In a previous client alert we discussed rules proposed in August 2012 by the Securities and Exchange Commission (“Commission”) to allow for general solicitation, or public advertising, in private securities offerings conducted pursuant to Rule 506 of Regulation D and Rule 144A under the Securities Act of 1933. On July 10, 2013, the Commission adopted final rules to eliminate the ban on general solicitation in offerings pursuant to Rules 506 and 144A. In addition, the Commission adopted final rules to prohibit certain “bad actors” from participating in Rule 506 offerings and proposed rules that would impose additional requirements on issuers conducting Rule 506 offerings.
Highlights of the SEC’s Final and Proposed Rules
General solicitation is now permitted in Rule 506 and Rule 144A securities offerings.
A new provision (Rule 506(c)) was added to allow issuers to use general solicitation to offer securities in Rule 506 offerings. Certain terms and conditions of traditional Rule 506 offerings still apply (e.g., offerings are subject to integration limitations and securities issued will be subject to resale limitations).

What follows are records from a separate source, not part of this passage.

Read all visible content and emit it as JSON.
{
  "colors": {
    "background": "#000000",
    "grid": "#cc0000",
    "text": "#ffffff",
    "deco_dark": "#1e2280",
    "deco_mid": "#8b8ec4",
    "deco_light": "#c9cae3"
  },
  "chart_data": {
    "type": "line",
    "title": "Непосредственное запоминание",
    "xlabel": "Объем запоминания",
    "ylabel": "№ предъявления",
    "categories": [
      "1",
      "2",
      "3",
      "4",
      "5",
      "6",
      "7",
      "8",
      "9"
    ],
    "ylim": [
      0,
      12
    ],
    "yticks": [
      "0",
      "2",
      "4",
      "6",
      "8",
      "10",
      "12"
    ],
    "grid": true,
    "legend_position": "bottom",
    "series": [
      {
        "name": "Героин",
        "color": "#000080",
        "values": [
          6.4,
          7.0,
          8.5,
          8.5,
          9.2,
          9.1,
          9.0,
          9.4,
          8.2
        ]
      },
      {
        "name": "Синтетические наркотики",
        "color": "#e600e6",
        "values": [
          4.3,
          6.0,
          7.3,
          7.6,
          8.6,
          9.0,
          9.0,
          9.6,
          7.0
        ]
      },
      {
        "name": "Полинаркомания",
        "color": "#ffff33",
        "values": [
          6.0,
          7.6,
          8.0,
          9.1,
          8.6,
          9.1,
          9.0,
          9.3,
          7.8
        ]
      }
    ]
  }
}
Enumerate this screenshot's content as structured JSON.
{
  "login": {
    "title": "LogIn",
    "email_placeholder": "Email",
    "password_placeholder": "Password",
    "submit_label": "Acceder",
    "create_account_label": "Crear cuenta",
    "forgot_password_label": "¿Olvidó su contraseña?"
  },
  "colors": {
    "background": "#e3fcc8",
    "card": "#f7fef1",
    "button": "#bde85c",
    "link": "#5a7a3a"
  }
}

In Rule 506 offerings that use general solicitation, issuers will need to take reasonable steps to verify that purchasers are accredited investors. These steps may include:
- Verifying income on IRS reports;
- Verifying net worth with bank statements, brokerage statements, tax reports, credit reports, etc.; and
- Obtaining certification from a broker-dealer, investment adviser, attorney, or CPA.
Sellers in Rule 144A offerings may make offers through general solicitation as long as the securities are sold only to persons whom the seller reasonably believes to be a qualified institutional buyer (QIB).
Private funds may engage in general solicitation in compliance with the new rules without losing important exclusions under the Investment Company Act of 1940 but the Commission warned private funds to implement appropriate policies and procedures regarding general solicitation.
The Commission proposed amendments to its rules that would affect issuers who conduct Rule 506 offerings.
Proposed amendments would require:
- Issuers to file a modified Form D no later than 15 calendar days in advance of using general solicitation in a Rule 506 offering and to file a closing Form D amendment no later than 30 calendar days after the termination of a Rule 506 offering;
- Legends on general solicitation materials;
- The disqualification from using Rule 506 in any new offering for one year if the issuer or an affiliate did not comply, in the past five years, with Form D filing requirements in Rule 506; and
- Private funds to include certain disclosures and a special legend on all general solicitation materials.
Proposed temporary amendments would require issuers to submit the materials to the Commission no later than the date of first use.
The Commission adopted a “Bad Actor” rule.
The “bad actor” rule prohibits certain individuals from participating in an offering that uses general solicitation in Rule 506 offerings if the individual had a “disqualifying event” (e.g., certain criminal convictions or Commission orders).